The blurb sells your book on the publisher website, at Amazon.com, or inside book catalogs distributed to bookstores. It is the first thing you see on the jacket flap of a hardback or the back of a paperback. Many new writers believe that someone on the publisher’s staff writes the blurb, but actually it is you, the author. And you wouldn’t want it any other way. Who better than you to care enough to write the best possible blurb for your book?
In a blurb, you want to hint at your story, but not reveal major plot spoilers. You should end your blurb with a tantalizing hint of the trouble into which your poor hero is about to plunge. Some authors conclude their blurbs with a rhetorical question (that is, a question for the sake of emphasis to which you really don’t expect an answer) to engage the reader. For example, “Can Hero #1 overcome his self-doubts and prove himself to his true love?” This practice of ending a blurb with a rhetorical question is becoming clichéd.
What else should you include in your blurb? Sometimes authors include a sentence comparing themselves favorably to a more famous author. Sometimes authors include an actual favorable quotation from another author – in fact, that is also called a blurb and usually appears separately from the book blurb and on the front cover of a book or on one of the inside pages before you reach the copyright page. As a reader, I don’t pay attention to comparisons or one-liner blurbs from other authors, and I have heard that other readers don't either. Anyone can make a comparison. As for a one-liner blurb, if it is from a more famous author at the same publishing group, I have to wonder if the publisher strong-armed the author into contributing it, which lessens its authenticity. Overall, I would advise focusing your valuable blurb space mostly on communicating the essence of your story.

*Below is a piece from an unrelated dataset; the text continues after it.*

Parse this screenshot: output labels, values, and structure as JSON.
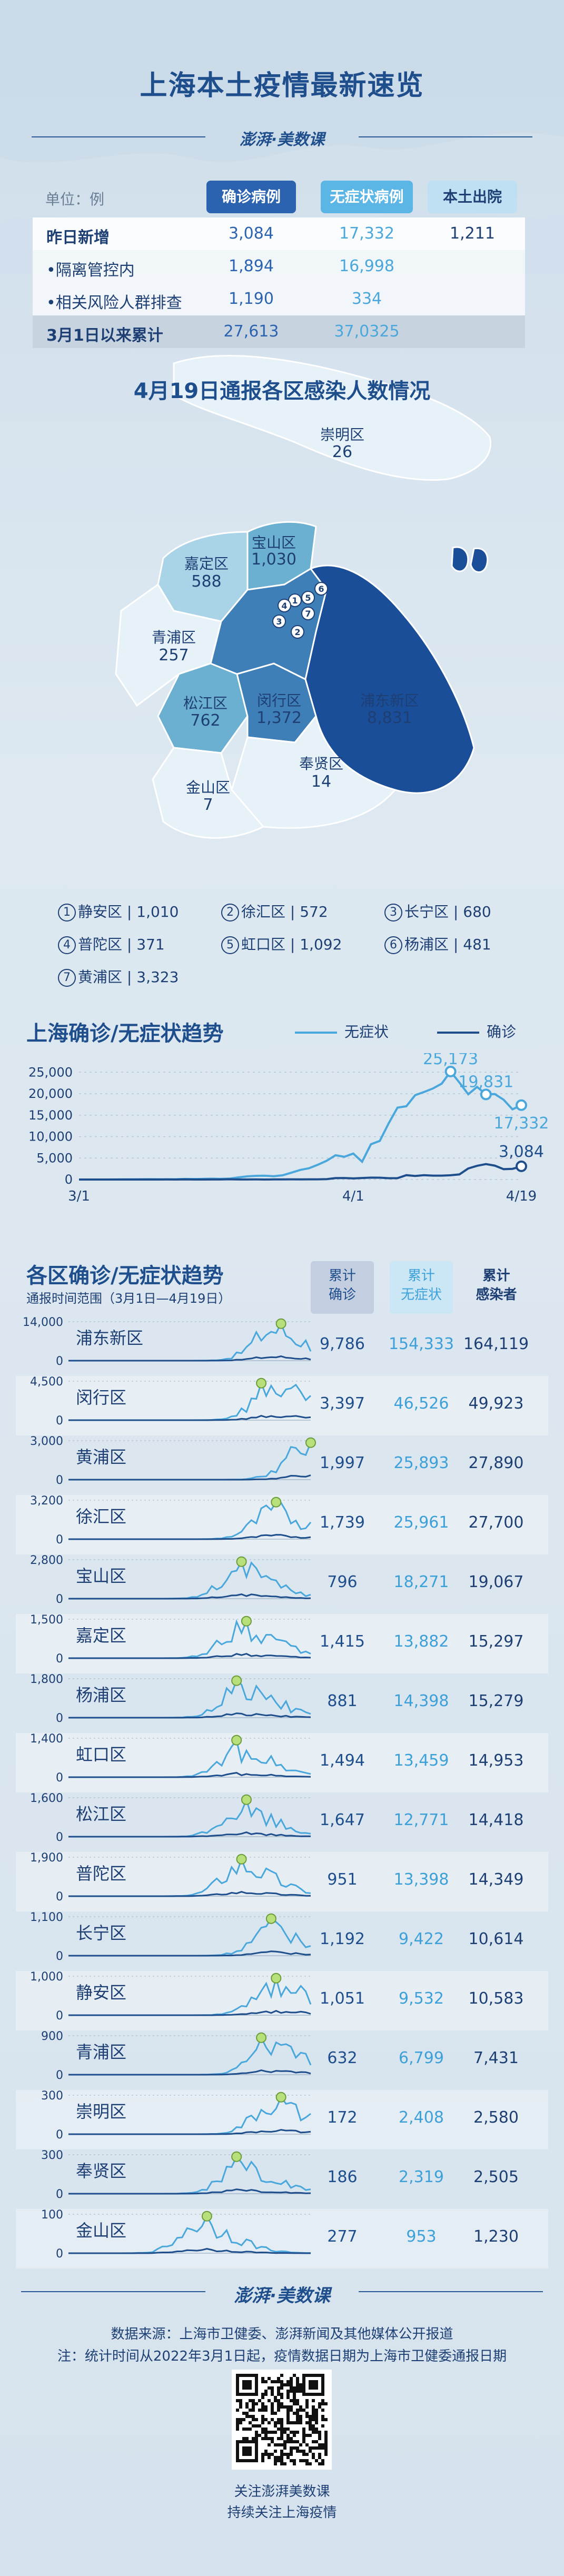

If you have managed to include your hero’s situation and big problem, work in anything else that might make your story unique. For example, you might have written your story based on your personal knowledge of Lakota shamans, the Iraq war, or playing professional golf. Make sure you describe your hero as a Lakota shaman who returned from the war to play pro golf. Or perhaps your novel combines genres such as science-fiction and historical romance for a steampunk feel. Whatever you think is your novel’s strong points should be hinted at in your blurb.